Urteil: Verkehrsuntüchtiger Fußgänger bekommt volle Schuld
Wer denkt, dass ausschließlich Autofahrer ab einem gewissen Alkoholpegel nicht mehr am Straßenverkehr teilnehmen dürfen, liegt falsch. Ab 2,0 Promille im Blut gilt auch ein Fußgänger als verkehrsuntüchtig.
Wer nachts in diesem Zustand und mit dunkler Kleidung unterwegs ist, dem kann im Falle eines Unfalls die volle Schuld zugesprochen werden. Auf ein entsprechendes Urteil des Oberlandesgerichts (OLG) Jena (Urteil v. 15.06.2017, Az.: 1 U 540/16) weist die Website anwalt.de hin.
Im vorliegenden Fall war ein Mann nachts zu Fuß auf einer nicht beleuchteten Landstraße unterwegs. Da kein Seitenstreifen oder Gehweg vorhanden war, lief er auf der Fahrbahn und wurde dort von einem Auto erfasst. Der Betroffene hatte zu dem Zeitpunkt über 2,0 Promille im Blut und trug dunkle Kleidung.
Die Krankenkasse des verletzten Fußgängers musste die Behandlungskosten zunächst übernehmen. Jedoch bringt das Führen eines Fahrzeugs die sogenannte Betriebsgefahr mit sich. Deshalb wollte die Krankenkasse auch die Fahrerin in die Pflicht nehmen.

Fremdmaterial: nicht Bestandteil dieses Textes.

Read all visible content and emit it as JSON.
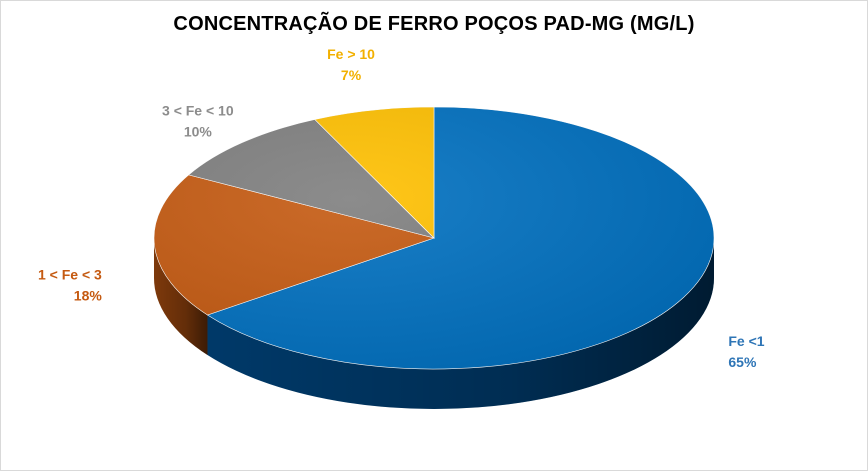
{
  "chart_data": {
    "type": "pie",
    "title": "CONCENTRAÇÃO DE FERRO POÇOS PAD-MG (MG/L)",
    "slices": [
      {
        "label": "Fe <1",
        "value": 65,
        "percent_label": "65%",
        "color": "#0070C0",
        "side_color": "#003C6E",
        "label_color": "#2E75B6"
      },
      {
        "label": "1 < Fe < 3",
        "value": 18,
        "percent_label": "18%",
        "color": "#C55A11",
        "side_color": "#843C0C",
        "label_color": "#C55A11"
      },
      {
        "label": "3 < Fe < 10",
        "value": 10,
        "percent_label": "10%",
        "color": "#7F7F7F",
        "side_color": "#595959",
        "label_color": "#8C8C8C"
      },
      {
        "label": "Fe > 10",
        "value": 7,
        "percent_label": "7%",
        "color": "#FFC000",
        "side_color": "#BF9000",
        "label_color": "#F2B000"
      }
    ],
    "legend": "none",
    "style": "3d-pie"
  }
}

Das OLG Jena sah die Schuld jedoch allein bei dem verletzten Fußgänger, da dieser in seinem Zustand nicht mehr am Verkehr hätte teilnehmen sollen. Zudem wäre es auch für ihn möglich gewesen, dem herannahenden Auto auszuweichen.
Bei der Autofahrerin sah das Gericht keinerlei Schuld, da keine typische Situation vorlag, bei der zum Beispiel ein Auto auf einen unbeleuchteten Gegenstand auffuhr. Eine dunkel gekleidete, verkehrsuntüchtige Person, die plötzlich auf der Straße auftaucht, sei damit nicht vergleichbar, meinten die Richter.
Auch eine Mithaftung allein aus der Betriebsgefahr heraus lehnte das OLG ab. Nach dessen Ermessen wog das Vergehen des betrunkenen Fußgängers so schwer, dass die allgemeine Betriebsgefahr keine Rolle mehr spielte.